Every day, The Overhead Wire collects news about cities and sends the links to their email list. At the end of the week they take some of the most popular stories and post them to Greater Greater Washington, a group blog similar to Streets.mn that focuses on urban issues in the D.C. region. They are national and international links, sometimes entertaining or absurd but often useful.
Utah Legislature steals street-planning power: The Utah Senate passed a bill that would steal multimodal street design and planning power from Salt Lake City. In a last-minute addition to legislation, Sen. Wayne Harper (R-Taylorsville) added language that precluded cities from designing roads that “may increase congestion for motor vehicles or discourage motor vehicles from driving on a particular street.” State preemption on city street design has been increasing over the past several years. (Taylor Anderson | Building Salt Lake)
Minnesota Legislature may kill commuter rail line: A bill in the Minnesota Legislature (HF 269) is looking to end commuter rail service on the Northstar Line. Hit hard by the pandemic, the Northstar never reached its intended final destination in St. Cloud, and the line is now seeing a fraction of the ridership it once had. Legislators would seek to exempt the Northstar from a rule that requires agencies to pay back the federal government if service ends before a certain time. Metro Transit, the local agency, is considering a bus replacement. (Trains Magazine)
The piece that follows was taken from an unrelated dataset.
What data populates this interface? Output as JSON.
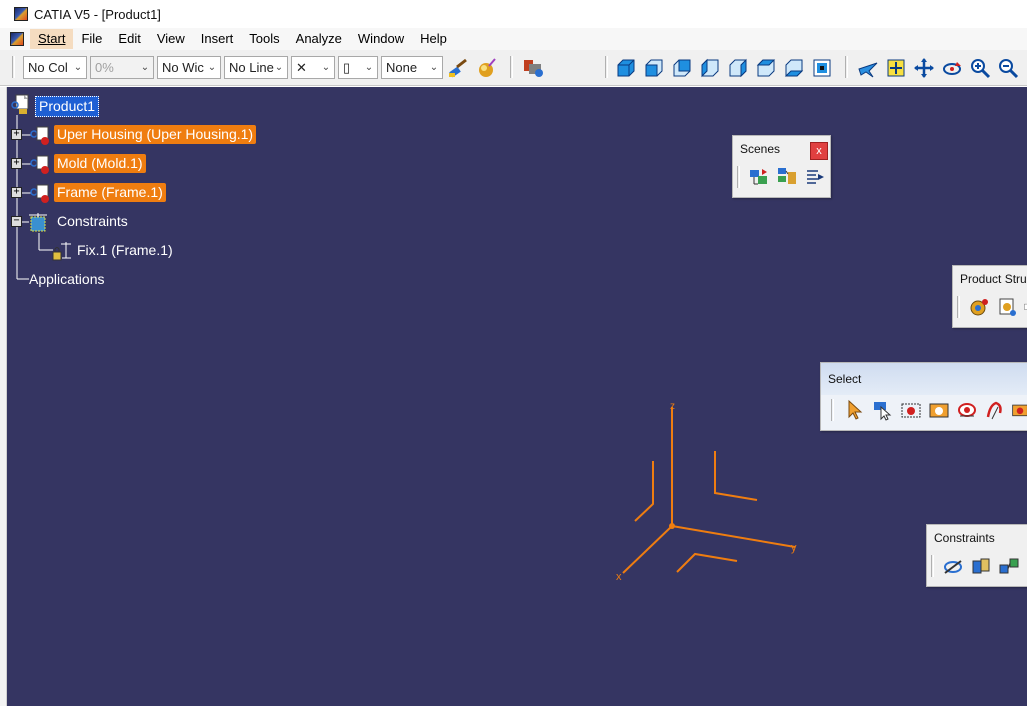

An innovative street grid: Traditional street grids began disappearing in the 1950s, replaced by sprawling road networks that increased fatalities and increased public health issues. In his book “Urbanism for a Difficult Future,” Korkut Onaran proposes a new way of building street grids as a response to climate change, with more pedestrian-focused layouts and shared streets. The Adaptation Village model could be an alternative to conventional sprawl. (Robert Steuteville | CNU Public Square)
Are California housing laws working? An analysis of five California housing laws passed since 2021 have found them to have little impact on the state’s housing production. YIMBY Law, which authored the report, said that opposition from local governments is one factor. The report also suggested that requirements in the bills —including stipulations for union labor and affordability mandates — were reducing or preventing their effectiveness. (Ben Christopher | CalMatters)
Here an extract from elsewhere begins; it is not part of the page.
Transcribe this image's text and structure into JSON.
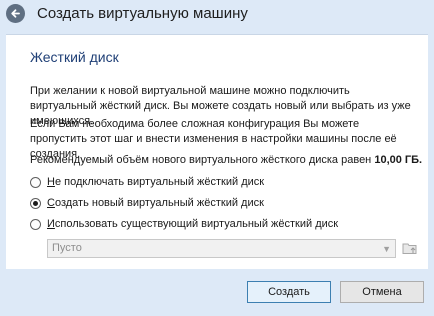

Why construction is so expensive: A recent Yale Law & Economics research paper finds that two major issues drive infrastructure costs: a lack of capacity of the Department of Transportation (DOT) procuring the project and a lack of competition for infrastructure contracts. Using data from California, the researchers show that “higher quality engineers deliver projects at a lower cost, while retirement shocks slow project timelines and increase costs.” (Liscow, Norber, and Slattery | Yale Law & Economics Research Paper)
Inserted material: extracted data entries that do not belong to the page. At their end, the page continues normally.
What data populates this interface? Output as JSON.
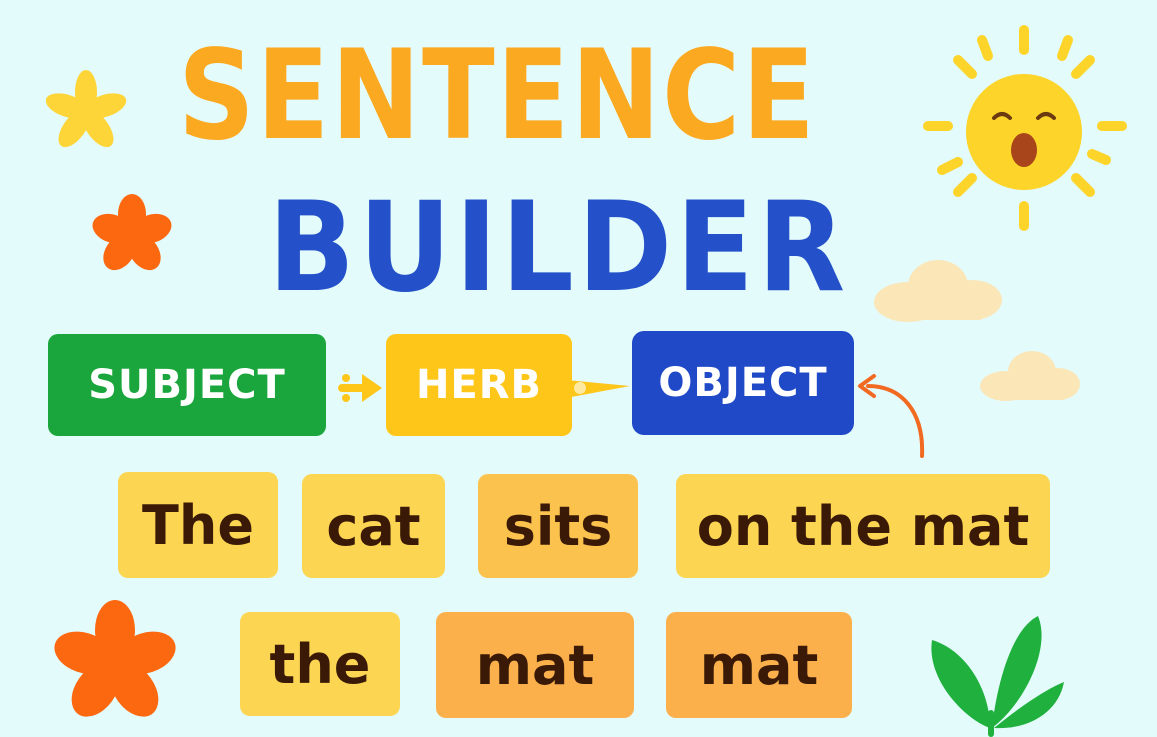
{
  "title": {
    "line1": "SENTENCE",
    "line2": "BUILDER"
  },
  "labels": {
    "subject": "SUBJECT",
    "herb": "HERB",
    "object": "OBJECT"
  },
  "words": {
    "row1": [
      "The",
      "cat",
      "sits",
      "on the mat"
    ],
    "row2": [
      "the",
      "mat",
      "mat"
    ]
  },
  "colors": {
    "background": "#e4fbfb",
    "title_line1": "#fca922",
    "title_line2": "#2451c9",
    "subject": "#1aa63c",
    "herb": "#fec619",
    "object": "#1f49c6",
    "tile_yellow": "#fcd552",
    "tile_orange": "#fbb04c",
    "word_text": "#3a1a06",
    "flower_orange": "#fc680f",
    "flower_yellow": "#fed538",
    "sun": "#fdd42a",
    "leaf": "#20b03d",
    "arrow": "#f26a22"
  },
  "icons": [
    "star-flower-icon",
    "orange-flower-icon",
    "sun-face-icon",
    "cloud-icon",
    "leaf-plant-icon",
    "curved-arrow-icon"
  ]
}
This week on the Talking Headways podcast, we’re joined by Mike Eliason of larch lab to discuss his new book, “Building for People: Designing Livable, Affordable, Low-Carbon Communities.”
Quote of the Week
“When you get off the cramped tube, at somewhere like Tottenham Court Road, and emerge into these huge platforms and 250-metre-long trains, it’s this completely different world. … If we could have three or four lines like that, the whole city would be transformed.”
— Christian Wolmar in The Guardian on how the Elizabeth Line feels to riders in London.